Every Sunday, the NPR host will start Shortz, The New York Times crossword puzzle guru. They get the quiz thousands of listeners in a long-running segment called the Sunday Puzzle. Hence written solutions are also available without too much knowledge. The brainteasers are usually challenging even more skilled contestants.
That’s how some of the experts will start to think of a promising way to test the limit of AI and it problem-solving abilities. According to the latest study, a team of researchers hailing from Wellesley College, The University of Texas at Austin, Northeastern University, Oberlin College, Charles University, and startup Cursor created an AI benchmark by using the riddles from Sunday Puzzle episodes. The team clearly says their test uncovered the surprising insight like the reasoning model of the OpenAI’s o1 among the others. Sometimes give up and provide the answers they know aren’t correct.
The AI industry is in a bit of a benchmark quandary at the moment. Most of the tests are commonly used to evaluate the AI models for skills and competency at the PhD level math and science questions. Hence other benchmarks even the benchmarks released relatively recently. The quickly approaching situation points and the advantages of public radio quiz games like Sunday Puzzle are that it doesn’t test for esoteric knowledge and many benchmarks released relatively recently. More quicker to approach the situation point.
Guha stated
“I think what makes these problems hard is that it’s really difficult to make meaningful progress on a problem until you solve it — that’s when everything clicks together all at once,”. “That requires a combination of insight and a process of elimination.”
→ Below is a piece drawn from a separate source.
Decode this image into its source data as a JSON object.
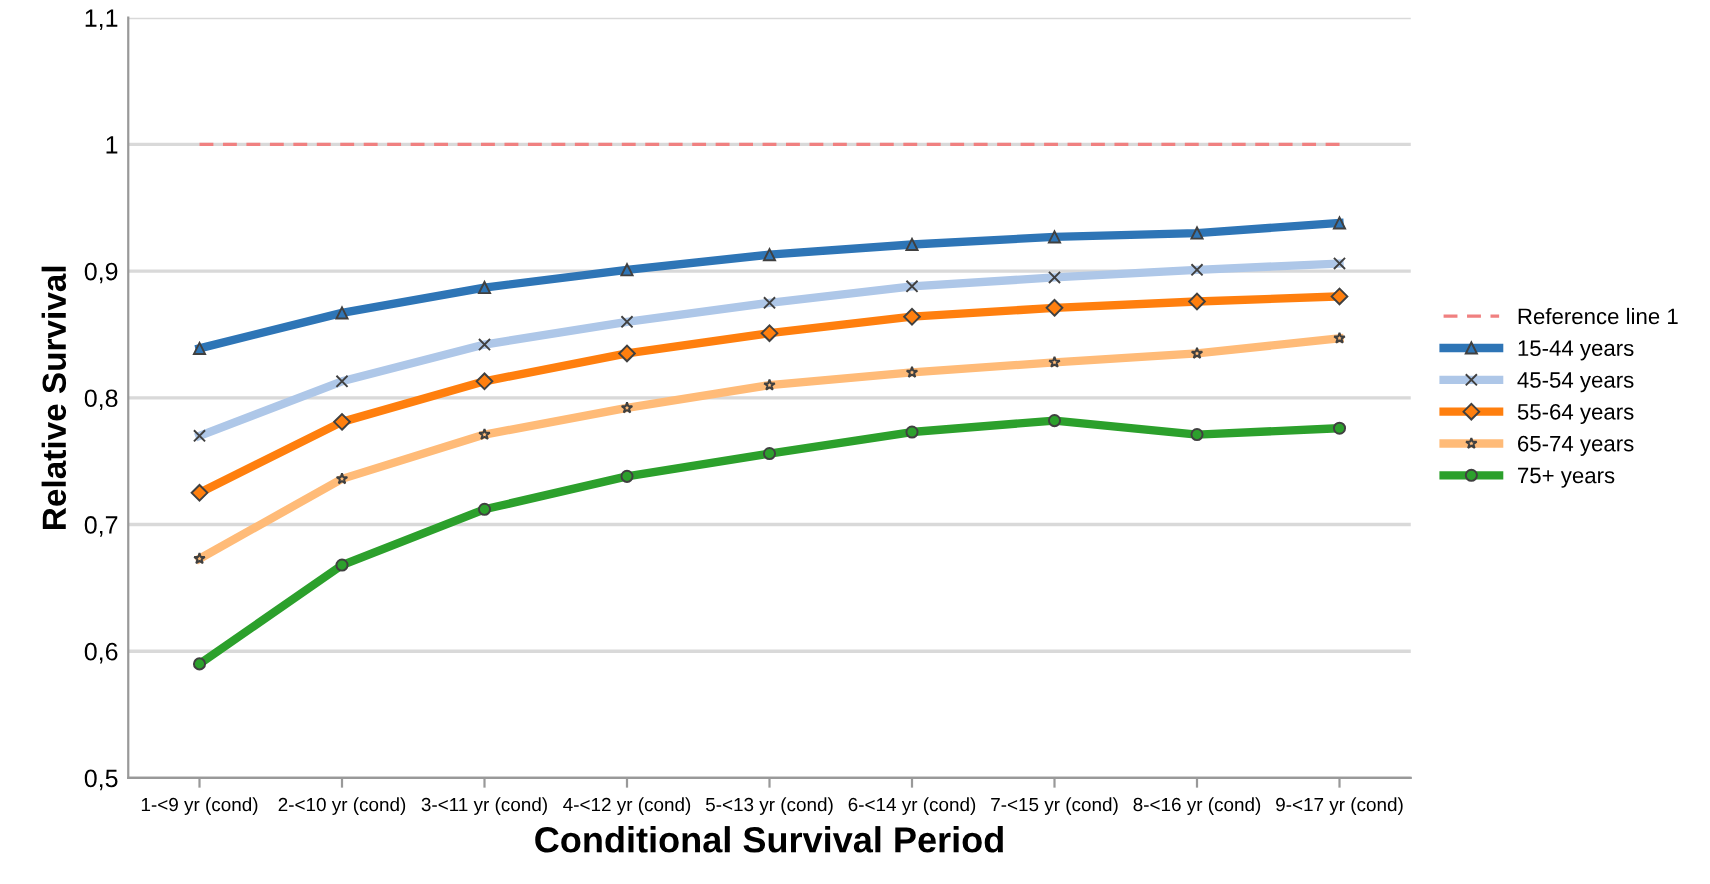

No benchmark is perfect, of course. The Sunday Puzzle is U.S.-centric and English only. And because the quizzes are publicly available, it’s possible that models trained on them can “cheat” in a sense, although Guha says he hasn’t seen evidence of this.
He also added
“New questions are released every week, and we can expect the latest questions to be truly unseen,”. “We intend to keep the benchmark fresh and track how model performance changes over time.”
On the basis of the researcher’s benchmarks, it also consists of around 600 Sunday Puzzle riddle reasoning models like o1 and DeepSeek’s R1 which far outperform the rest. The reasoning models throughout the fact-checking themselves before giving out the results. That also helps them to avoid some of the pitfalls that normally trip up the AI models. The trade-off is the reasoning models tasks that take a little longer to arrive at the solutions which is typically seconds to minutes longer.